An exemplary collaborative study involving more than 120 scientists in nine countries covering the greater Amazon (the Amazon region plus the Guiana Shield region). They established 1170 floristic plots on which every tree larger than 10 cm in diameter were measured, counted, and identified to species. Peruvian plant researchers that have participated in this study include: Abel Monteagudo, Percy Núñez Vargas, Euridice Honorio, Rodolfo Vásquez, Nállarett Dávila, Roosevelt Garcia, Marcos Rios Paredes, Italo Mesones, Isau Huamantupa, and Elvis Valderrama.

hyperdominance-in-the-amazon-tree-flora
floristic-1-ha-plots-amazon-guiana-regions

Source: ATDN plots

This formidable dataset was used to estimate for the fist time the total number of species covering this hyper-diverse region as well as the number of individual trees that may occur in each of the major habitat types present there (terra firme, flooded forests, swamps, and white-sand forests). This study found that there are almost 400 billion of trees in this region distributed in roughly 16,000 tree species. The surprising finding is that only 1.4% of the total estimated tree species (227 "hyperdominant" species) account for the estimated ~400 billion total number of trees.
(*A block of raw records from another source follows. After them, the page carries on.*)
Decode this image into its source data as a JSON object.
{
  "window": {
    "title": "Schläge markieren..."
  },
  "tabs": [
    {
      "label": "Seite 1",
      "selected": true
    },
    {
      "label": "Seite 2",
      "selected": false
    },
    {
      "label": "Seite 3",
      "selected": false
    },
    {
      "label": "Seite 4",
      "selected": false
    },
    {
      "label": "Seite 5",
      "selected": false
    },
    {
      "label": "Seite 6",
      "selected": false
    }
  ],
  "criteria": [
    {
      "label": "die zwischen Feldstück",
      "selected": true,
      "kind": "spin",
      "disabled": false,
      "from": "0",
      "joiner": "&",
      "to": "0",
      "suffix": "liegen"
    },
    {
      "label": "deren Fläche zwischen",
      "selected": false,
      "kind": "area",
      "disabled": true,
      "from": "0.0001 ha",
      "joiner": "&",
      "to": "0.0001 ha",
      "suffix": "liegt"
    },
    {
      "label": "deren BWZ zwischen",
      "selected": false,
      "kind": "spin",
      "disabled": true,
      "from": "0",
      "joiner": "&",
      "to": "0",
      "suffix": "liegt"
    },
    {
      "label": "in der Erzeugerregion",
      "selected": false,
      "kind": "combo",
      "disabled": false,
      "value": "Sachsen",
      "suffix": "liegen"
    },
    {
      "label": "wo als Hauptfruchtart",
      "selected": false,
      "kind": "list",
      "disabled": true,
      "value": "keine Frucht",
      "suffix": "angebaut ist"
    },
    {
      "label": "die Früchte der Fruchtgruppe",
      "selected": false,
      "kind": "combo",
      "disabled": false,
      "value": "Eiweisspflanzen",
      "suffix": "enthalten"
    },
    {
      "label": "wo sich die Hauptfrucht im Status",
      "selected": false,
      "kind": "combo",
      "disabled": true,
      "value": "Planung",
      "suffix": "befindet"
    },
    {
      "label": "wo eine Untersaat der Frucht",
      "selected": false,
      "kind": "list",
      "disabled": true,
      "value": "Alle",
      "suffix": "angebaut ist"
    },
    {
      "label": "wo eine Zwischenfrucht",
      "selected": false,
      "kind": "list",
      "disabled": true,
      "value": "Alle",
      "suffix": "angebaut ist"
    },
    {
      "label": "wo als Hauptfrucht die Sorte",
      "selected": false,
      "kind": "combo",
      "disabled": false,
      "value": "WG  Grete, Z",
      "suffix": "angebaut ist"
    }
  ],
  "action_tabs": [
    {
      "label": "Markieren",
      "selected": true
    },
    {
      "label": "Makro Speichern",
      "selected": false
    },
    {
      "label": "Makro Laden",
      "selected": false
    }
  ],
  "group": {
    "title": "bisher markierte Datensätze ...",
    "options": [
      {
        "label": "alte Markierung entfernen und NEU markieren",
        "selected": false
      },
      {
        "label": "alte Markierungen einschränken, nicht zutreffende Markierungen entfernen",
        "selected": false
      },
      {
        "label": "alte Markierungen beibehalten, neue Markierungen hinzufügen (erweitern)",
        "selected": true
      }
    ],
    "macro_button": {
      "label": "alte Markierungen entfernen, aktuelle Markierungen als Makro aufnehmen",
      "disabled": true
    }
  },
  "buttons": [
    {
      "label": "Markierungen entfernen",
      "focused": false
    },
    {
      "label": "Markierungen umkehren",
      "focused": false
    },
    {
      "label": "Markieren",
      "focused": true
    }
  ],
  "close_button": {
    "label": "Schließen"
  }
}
“In essence, this means that the largest pool of tropical carbon on Earth has been a black box for ecologists, and conservationists don't know which Amazonian tree species face the most severe threats of extinction,” said Nigel Pitman, Robert O. Bass Visiting Scientist at The Field Museum in Chicago, and second co-author on the study.

The study was led by Hans ter Steege, researcher at the Naturalis Biodiversity Center in South Holland, Netherlands. “We think there are roughly 16,000 tree species in Amazonia, but the data also suggest that half of all the trees in the region belong to just 227 of those species! That's a much smaller number than anyone anticipated, and it really helps simplify our work,” said ter Steege.

These results have big implications for tree conservation strategies and basic studies in ecology, biogeography, and ecosystem processes in the region. We now know the names of the "hyper-dominant" species in each region on which to focus for instance carbon ecosystem studies, or the rarest of rarest tree species on which to direct our efforts to improve our basic understanding of their ecology and natural history to prevent them from extinction.

PDF: Hyperdominance in the Amazonian tree flora. Science. 2013.